My former roommate Ann once told me that her childhood comfort food was a fried egg sandwich. “My mom would make them for me with toast that was a little burned, and with a lot of salt,” she said.
“No cheese?” I asked.
“No cheese,” she said. “Just an egg and toast.”
It took me several years and a stint working as a grill cook to value the egg sandwich the way Ann did, but now that it’s in my repertoire as a Total Comfort Food, it’s there for good. I too prefer bread that’s slightly burned. (Note: Not just in the case of egg sandwiches, but always.) When I break my egg into the spitting pan, I also break the yolk. Unlike Ann’s mom, I consider cheese a necessity to any fried egg sandwich; my cheese of choice is pepper jack, covered with several heavy shakes of black pepper. Optional are bacon (though I rarely add bacon if I’m making this sandwich at home) or a few dashes of jalapeno Tabasco sauce.

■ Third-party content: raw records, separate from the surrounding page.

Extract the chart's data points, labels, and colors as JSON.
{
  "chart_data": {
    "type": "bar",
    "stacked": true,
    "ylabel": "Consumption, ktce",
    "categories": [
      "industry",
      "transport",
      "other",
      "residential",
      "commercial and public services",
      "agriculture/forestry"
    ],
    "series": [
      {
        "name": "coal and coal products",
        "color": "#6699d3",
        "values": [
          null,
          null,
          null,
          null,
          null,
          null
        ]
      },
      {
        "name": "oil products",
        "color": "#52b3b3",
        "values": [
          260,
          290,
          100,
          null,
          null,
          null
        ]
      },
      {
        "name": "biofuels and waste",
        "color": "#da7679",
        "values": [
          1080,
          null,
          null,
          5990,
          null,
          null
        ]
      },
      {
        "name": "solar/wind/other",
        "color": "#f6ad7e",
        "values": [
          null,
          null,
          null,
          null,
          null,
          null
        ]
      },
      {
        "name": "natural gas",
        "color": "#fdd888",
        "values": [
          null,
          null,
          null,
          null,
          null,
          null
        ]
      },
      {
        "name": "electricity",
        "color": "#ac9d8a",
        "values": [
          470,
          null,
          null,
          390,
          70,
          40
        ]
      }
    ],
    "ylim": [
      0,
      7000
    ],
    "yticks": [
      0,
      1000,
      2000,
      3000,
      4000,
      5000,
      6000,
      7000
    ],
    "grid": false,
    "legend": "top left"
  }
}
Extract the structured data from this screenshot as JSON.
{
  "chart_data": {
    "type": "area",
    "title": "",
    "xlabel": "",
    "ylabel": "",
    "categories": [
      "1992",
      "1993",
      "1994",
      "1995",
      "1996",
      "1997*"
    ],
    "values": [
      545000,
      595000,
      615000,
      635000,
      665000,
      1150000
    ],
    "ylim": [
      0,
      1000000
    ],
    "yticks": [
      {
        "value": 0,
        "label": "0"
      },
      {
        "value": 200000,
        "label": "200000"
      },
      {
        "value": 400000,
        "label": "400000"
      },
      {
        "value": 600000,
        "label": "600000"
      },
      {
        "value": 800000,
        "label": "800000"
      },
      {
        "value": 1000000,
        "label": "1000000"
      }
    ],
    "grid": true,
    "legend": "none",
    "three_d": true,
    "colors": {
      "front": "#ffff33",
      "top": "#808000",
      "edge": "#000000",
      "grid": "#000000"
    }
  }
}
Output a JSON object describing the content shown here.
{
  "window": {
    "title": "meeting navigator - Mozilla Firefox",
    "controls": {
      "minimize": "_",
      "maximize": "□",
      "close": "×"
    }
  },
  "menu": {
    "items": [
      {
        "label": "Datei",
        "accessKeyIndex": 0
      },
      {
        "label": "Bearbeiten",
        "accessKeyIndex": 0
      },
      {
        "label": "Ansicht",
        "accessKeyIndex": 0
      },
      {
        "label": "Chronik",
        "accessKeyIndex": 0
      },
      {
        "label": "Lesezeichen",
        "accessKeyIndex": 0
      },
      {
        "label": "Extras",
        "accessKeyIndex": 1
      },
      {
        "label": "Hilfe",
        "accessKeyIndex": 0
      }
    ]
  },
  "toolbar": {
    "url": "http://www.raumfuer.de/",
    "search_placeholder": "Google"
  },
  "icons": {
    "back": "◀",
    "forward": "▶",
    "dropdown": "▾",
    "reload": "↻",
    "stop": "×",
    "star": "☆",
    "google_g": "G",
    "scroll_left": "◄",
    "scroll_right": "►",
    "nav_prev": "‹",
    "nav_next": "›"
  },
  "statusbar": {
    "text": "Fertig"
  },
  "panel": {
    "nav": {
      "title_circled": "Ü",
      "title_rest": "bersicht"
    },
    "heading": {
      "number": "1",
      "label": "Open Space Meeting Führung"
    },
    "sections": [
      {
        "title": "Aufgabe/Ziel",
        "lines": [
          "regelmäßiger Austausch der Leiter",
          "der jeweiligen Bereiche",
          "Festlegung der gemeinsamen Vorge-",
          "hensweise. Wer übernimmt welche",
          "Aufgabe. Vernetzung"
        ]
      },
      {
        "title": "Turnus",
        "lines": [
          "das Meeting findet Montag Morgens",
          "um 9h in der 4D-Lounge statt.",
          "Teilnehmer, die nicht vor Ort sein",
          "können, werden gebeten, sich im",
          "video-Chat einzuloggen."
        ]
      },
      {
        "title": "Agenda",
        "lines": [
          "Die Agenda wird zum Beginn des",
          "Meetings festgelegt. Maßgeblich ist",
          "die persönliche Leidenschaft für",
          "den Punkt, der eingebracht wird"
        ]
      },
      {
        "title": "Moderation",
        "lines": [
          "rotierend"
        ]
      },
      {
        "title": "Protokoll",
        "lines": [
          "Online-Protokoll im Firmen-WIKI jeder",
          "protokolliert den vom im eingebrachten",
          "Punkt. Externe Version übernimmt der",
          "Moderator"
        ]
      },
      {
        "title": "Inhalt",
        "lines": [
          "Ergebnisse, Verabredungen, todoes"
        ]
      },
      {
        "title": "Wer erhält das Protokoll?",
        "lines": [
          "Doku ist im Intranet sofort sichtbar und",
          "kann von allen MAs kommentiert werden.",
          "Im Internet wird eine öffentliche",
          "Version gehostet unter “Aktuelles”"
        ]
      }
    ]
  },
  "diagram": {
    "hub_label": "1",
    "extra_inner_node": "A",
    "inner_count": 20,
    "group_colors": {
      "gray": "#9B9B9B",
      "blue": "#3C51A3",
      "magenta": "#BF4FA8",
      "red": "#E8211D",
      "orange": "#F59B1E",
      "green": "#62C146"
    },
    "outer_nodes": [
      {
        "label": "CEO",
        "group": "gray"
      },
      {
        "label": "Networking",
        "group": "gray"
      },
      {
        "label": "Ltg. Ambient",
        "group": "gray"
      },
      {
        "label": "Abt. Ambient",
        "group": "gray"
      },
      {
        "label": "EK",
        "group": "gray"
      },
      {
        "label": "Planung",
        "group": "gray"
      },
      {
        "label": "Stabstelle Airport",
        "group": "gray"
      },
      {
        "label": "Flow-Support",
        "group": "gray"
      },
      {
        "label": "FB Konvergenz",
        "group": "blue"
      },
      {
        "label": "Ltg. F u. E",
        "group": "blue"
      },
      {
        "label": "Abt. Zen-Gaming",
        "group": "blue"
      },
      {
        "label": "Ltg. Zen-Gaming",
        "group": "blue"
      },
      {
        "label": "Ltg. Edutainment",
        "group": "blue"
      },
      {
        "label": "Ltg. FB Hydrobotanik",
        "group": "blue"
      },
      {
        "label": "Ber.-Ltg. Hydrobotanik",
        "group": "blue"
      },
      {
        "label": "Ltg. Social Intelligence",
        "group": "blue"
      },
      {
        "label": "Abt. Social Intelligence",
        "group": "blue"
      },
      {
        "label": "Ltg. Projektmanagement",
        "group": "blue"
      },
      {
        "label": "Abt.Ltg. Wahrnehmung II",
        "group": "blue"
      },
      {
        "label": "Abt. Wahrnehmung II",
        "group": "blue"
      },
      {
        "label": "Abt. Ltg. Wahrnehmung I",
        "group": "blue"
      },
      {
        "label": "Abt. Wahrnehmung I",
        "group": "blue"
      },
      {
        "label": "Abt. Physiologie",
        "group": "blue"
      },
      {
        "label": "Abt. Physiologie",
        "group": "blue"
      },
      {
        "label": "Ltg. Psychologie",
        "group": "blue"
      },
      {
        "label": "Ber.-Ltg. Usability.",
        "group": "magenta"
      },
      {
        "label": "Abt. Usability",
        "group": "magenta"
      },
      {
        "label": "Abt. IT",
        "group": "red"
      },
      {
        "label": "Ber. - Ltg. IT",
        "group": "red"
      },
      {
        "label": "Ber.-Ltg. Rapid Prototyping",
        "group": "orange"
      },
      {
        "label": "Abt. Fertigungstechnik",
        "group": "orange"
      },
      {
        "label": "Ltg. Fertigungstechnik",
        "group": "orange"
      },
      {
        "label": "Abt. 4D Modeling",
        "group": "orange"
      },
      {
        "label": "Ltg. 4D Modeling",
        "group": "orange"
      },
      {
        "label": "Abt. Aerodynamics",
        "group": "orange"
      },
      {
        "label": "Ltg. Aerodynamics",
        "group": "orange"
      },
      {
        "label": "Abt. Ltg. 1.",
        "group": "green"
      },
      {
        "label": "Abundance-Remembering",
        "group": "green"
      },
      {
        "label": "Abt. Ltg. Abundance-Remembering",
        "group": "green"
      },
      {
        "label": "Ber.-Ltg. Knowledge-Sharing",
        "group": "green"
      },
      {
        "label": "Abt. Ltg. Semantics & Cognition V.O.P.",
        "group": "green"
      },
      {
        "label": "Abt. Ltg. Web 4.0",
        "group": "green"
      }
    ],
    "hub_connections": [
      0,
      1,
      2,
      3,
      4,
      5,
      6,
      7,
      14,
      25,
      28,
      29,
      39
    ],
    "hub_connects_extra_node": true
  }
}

The fried egg sandwich is a perfect comfort food for several reasons. It’s warm, so it’s ideal on cool fall or winter days. It’s a little bit greasy, a little bit heavy, but not remorsefully so — just solid enough that it makes a complete meal without giving one post-consumption gut rot. It’s hella simple to prepare and can consequently be enjoyed if one has eight minutes, a frying pan, a spatula, and a toaster. And it’s relatively texturally complex: the gooeyness of the cheese and the chewiness of the egg are pleasantly offset by the crunch of the browned bread (or bagel, or English muffin). Finally, the sandwich is endlessly adaptable: you can add or subtract cheese; you can scramble your egg or hard fry it; you can add whatever spice or seasoning you wish; you can take your pick of breads. You can even add a spread, if you wish, though I’ve never gone that far.
Yes, the fried egg sandwich is an old friend of mine — one established late in my culinary life, but, like the best friends, one steady and enduring.